Dad took me out to the garage, popped open the trunk, and showed me where the jack and spare tires were stored.

"You've seen the ladies with flat tires on the side of the road, waiting for someone to help.  If you can change a tire, you'll be sure to get their phone number!"

What about a guy on the side of the road?  I thought.  

  And of course, if you're on a date and the tire goes flat, you'd better be able to change it, or the girl will think you're a sissy."

He showed me how to jack up a car and "unscrew the lug nuts."

I couldn't get the wrench to work.  It just slid along the nuts.  Finally Dad grabbed the wrench and did it himself.

"Well, you get the idea, anyway."

2. Change the oil.

"A garage will do this for you, but imagine how impressed the girls will be when they find out you can change your own?"

"And the guys,"  I said.

This involved getting under the car and unscrewing a gross greasy thing.

I balked.  "I'll impress the girls with my wit and charm, thanks."











3.  Fix the carburetor.

Next Dad showed me how to open the front hood and prop it up.

"Knowing what's under here is the key to impressing girls."

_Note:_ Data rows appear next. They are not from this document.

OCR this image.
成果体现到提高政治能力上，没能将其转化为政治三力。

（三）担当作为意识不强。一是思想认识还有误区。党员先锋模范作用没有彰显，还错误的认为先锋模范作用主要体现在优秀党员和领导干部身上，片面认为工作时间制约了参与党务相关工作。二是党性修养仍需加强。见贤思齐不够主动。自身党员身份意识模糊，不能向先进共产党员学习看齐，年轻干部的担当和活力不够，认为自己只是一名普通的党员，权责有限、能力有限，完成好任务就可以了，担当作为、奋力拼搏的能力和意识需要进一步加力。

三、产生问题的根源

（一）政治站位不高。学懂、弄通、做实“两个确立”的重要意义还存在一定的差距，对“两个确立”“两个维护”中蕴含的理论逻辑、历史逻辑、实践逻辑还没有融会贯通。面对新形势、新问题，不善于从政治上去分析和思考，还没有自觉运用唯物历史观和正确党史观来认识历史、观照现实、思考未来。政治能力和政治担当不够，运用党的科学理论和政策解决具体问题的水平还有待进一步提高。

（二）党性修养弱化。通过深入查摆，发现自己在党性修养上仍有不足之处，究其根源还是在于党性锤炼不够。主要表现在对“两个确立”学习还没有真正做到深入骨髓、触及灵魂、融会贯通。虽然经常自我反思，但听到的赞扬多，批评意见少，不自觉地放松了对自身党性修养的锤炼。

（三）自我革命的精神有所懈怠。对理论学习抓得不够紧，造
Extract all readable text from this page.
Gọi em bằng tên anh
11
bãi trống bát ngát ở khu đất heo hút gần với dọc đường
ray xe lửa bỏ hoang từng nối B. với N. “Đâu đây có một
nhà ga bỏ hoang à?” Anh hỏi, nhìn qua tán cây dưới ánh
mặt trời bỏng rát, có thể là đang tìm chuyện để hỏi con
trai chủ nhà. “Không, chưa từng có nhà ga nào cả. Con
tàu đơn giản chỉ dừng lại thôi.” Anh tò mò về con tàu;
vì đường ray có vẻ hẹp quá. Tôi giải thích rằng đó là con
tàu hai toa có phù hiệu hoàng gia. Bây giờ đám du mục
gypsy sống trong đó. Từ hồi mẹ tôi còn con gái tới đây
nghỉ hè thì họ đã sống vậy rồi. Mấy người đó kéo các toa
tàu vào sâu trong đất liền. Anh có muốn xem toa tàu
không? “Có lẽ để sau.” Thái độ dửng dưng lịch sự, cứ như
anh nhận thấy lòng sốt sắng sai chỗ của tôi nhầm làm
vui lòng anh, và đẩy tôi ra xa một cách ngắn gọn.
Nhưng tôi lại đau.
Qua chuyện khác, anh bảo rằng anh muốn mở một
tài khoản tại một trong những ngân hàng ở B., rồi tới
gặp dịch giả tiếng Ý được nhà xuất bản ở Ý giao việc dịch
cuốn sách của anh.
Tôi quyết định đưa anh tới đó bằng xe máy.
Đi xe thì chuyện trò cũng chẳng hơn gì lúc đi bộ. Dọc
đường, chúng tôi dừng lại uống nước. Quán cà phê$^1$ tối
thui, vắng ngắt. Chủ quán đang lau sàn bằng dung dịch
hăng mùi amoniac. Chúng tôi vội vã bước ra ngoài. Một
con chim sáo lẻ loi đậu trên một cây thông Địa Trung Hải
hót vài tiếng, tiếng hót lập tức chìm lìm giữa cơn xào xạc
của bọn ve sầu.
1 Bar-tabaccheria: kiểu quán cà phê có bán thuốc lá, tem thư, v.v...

It was an incomprehensible mass of wires and pipes.

"Here's your fan belt, your carburetor, your radiator, your angler, your glockenspiel."

I stared into oblivion, imagining a hot guy with his shirt off straining over the engine.

"Loosen the rod here, angle the pipe so the screw goes counter-clockwise, then re-up the uptake on the valve here.  This knob goes with this fuel injector.  Then you just sort of squeeze the triangulator down the revolver, and gently push the socket into the wrench."

I stared into oblivion, imagining a hot guy with his pants off straining over the engine.  Dad hadn't mentioned the benefits of not knowing how to fix cars.

"Now you try."

I turned and headed back to the house.  "Thanks, anyway.  I'll just pay someone to do it."

Preferably a guy with his pants off.